At work do you address a supervisor or manager by name or title, Mr. Mrs?
I work in a hospital. I address my supervisors, managers and even the president/CEO by first name. But recently I observed in a Walgreens a clerk. probably in her 50s having to address a manager in his 20s as "Mr." Pretentious crap.
Always by their first name. Sometimes by their nickname. When I was working for the Japanese the managing director got either a Mr Ohashi or Ohashi-san. Both were acceptable. (Japanese managing directors are one step up from God.)
Worse. On one occasion I stuffed things up and one of the Japanese guys came to see me. He said, "If you ever do this again I will bring a ceremonial knife into this office and watch you ritually disembowel yourself."

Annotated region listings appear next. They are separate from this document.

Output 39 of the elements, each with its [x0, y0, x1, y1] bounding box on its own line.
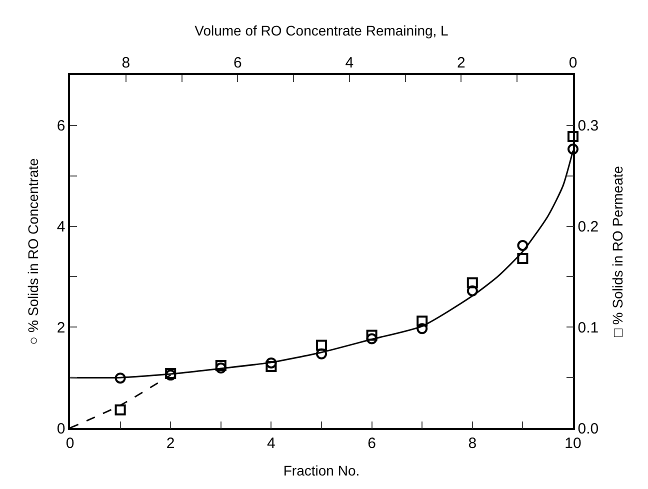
x2-tick-label: 6: [234, 54, 242, 72]
x2-tick-label: 2: [457, 54, 466, 72]
point: [266, 360, 277, 372]
point: [568, 131, 578, 142]
y-tick-label: 0: [56, 420, 66, 438]
y2-axis-title: □ % Solids in RO Permeate: [609, 166, 626, 338]
y2-tick-label: 0.3: [578, 118, 599, 135]
x-tick-label: 4: [267, 434, 276, 452]
point: [568, 144, 578, 155]
point: [366, 333, 378, 344]
point: [316, 348, 327, 360]
x2-axis-title: Volume of RO Concentrate Remaining, L: [194, 22, 449, 38]
x2-tick-label: 8: [122, 54, 130, 72]
x-tick-label: 2: [166, 434, 175, 452]
point: [517, 240, 528, 251]
y2-tick-label: 0.2: [578, 218, 599, 236]
point: [266, 357, 277, 368]
y-tick-label: 4: [56, 218, 66, 236]
y2-tick-label: 0.1: [578, 319, 599, 336]
y-axis-title: ○ % Solids in RO Concentrate: [25, 158, 42, 345]
point: [466, 285, 478, 296]
x-axis-title: Fraction No.: [283, 462, 360, 479]
point: [366, 330, 378, 341]
point: [215, 360, 226, 371]
x2-tick-label: 4: [345, 54, 354, 72]
y-tick-label: 2: [56, 319, 66, 336]
point: [114, 404, 126, 416]
point: [114, 372, 126, 384]
x2-tick-label: 0: [568, 54, 578, 72]
x-tick-label: 6: [368, 434, 376, 452]
point: [466, 277, 478, 288]
point: [416, 316, 428, 327]
x-tick-label: 10: [564, 434, 582, 452]
y-tick-label: 6: [56, 118, 66, 135]
point: [316, 340, 327, 351]
x-tick-label: 8: [468, 434, 477, 452]
point: [416, 323, 428, 334]
y2-tick-label: 0.0: [578, 420, 599, 438]
point: [517, 253, 528, 264]
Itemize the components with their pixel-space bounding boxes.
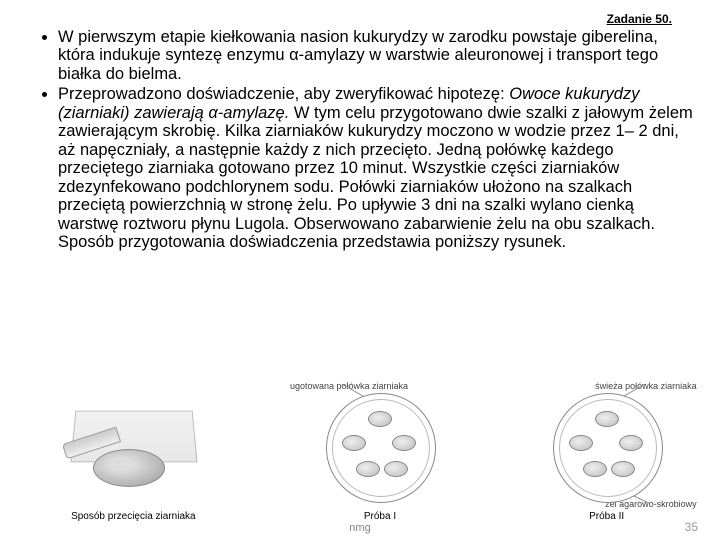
seed-half <box>595 411 619 427</box>
proba2-label: Próba II <box>547 511 667 522</box>
seed-half <box>619 435 643 451</box>
footer-page: 35 <box>685 520 698 534</box>
bullet-2-rest: W tym celu przygotowano dwie szalki z ja… <box>58 104 693 251</box>
figure-proba-1: ugotowana połówka ziarniaka Próba I <box>320 387 440 522</box>
bullet-1: W pierwszym etapie kiełkowania nasion ku… <box>58 28 696 83</box>
figure-proba-2: świeża połówka ziarniaka żel agarowo-skr… <box>547 387 667 522</box>
seed-half <box>342 435 366 451</box>
footer-mark: nmg <box>349 522 370 534</box>
bullet-2: Przeprowadzono doświadczenie, aby zweryf… <box>58 85 696 251</box>
fresh-caption: świeża połówka ziarniaka <box>595 381 697 391</box>
bullet-2-lead: Przeprowadzono doświadczenie, aby zweryf… <box>58 85 509 103</box>
boiled-caption: ugotowana połówka ziarniaka <box>290 381 408 391</box>
seed-half <box>384 461 408 477</box>
seed-half <box>368 411 392 427</box>
seed-half <box>356 461 380 477</box>
figure-row: Sposób przecięcia ziarniaka ugotowana po… <box>0 387 720 522</box>
seed-half <box>569 435 593 451</box>
figure-grain-cut: Sposób przecięcia ziarniaka <box>53 397 213 522</box>
cut-label: Sposób przecięcia ziarniaka <box>53 511 213 522</box>
grain <box>93 449 165 487</box>
seed-half <box>392 435 416 451</box>
bullet-list: W pierwszym etapie kiełkowania nasion ku… <box>24 28 696 252</box>
seed-half <box>583 461 607 477</box>
seed-half <box>611 461 635 477</box>
proba1-label: Próba I <box>320 511 440 522</box>
task-header: Zadanie 50. <box>24 12 696 26</box>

I think he was joking but I never put him to the test.
It really depends on the manager. I worked for a privately owned company before and he preferred that I use the title of Mr. with his last name. As a default though I usually use their first name. My exception was with my job with Enterprise. We had one branch manager and two assistants. Their names were John, John, and Juan. In that case, I used their last names to avoid confusion. Typically I'll just use their first names. More and more employers and supervisor prefer that anyway.
My boss now we use her first name and the job prior to that the boss also allowed his first name. Its usually the small and insecure with something to proove who get on the major power trips and demand to be called Mr. or Mrs.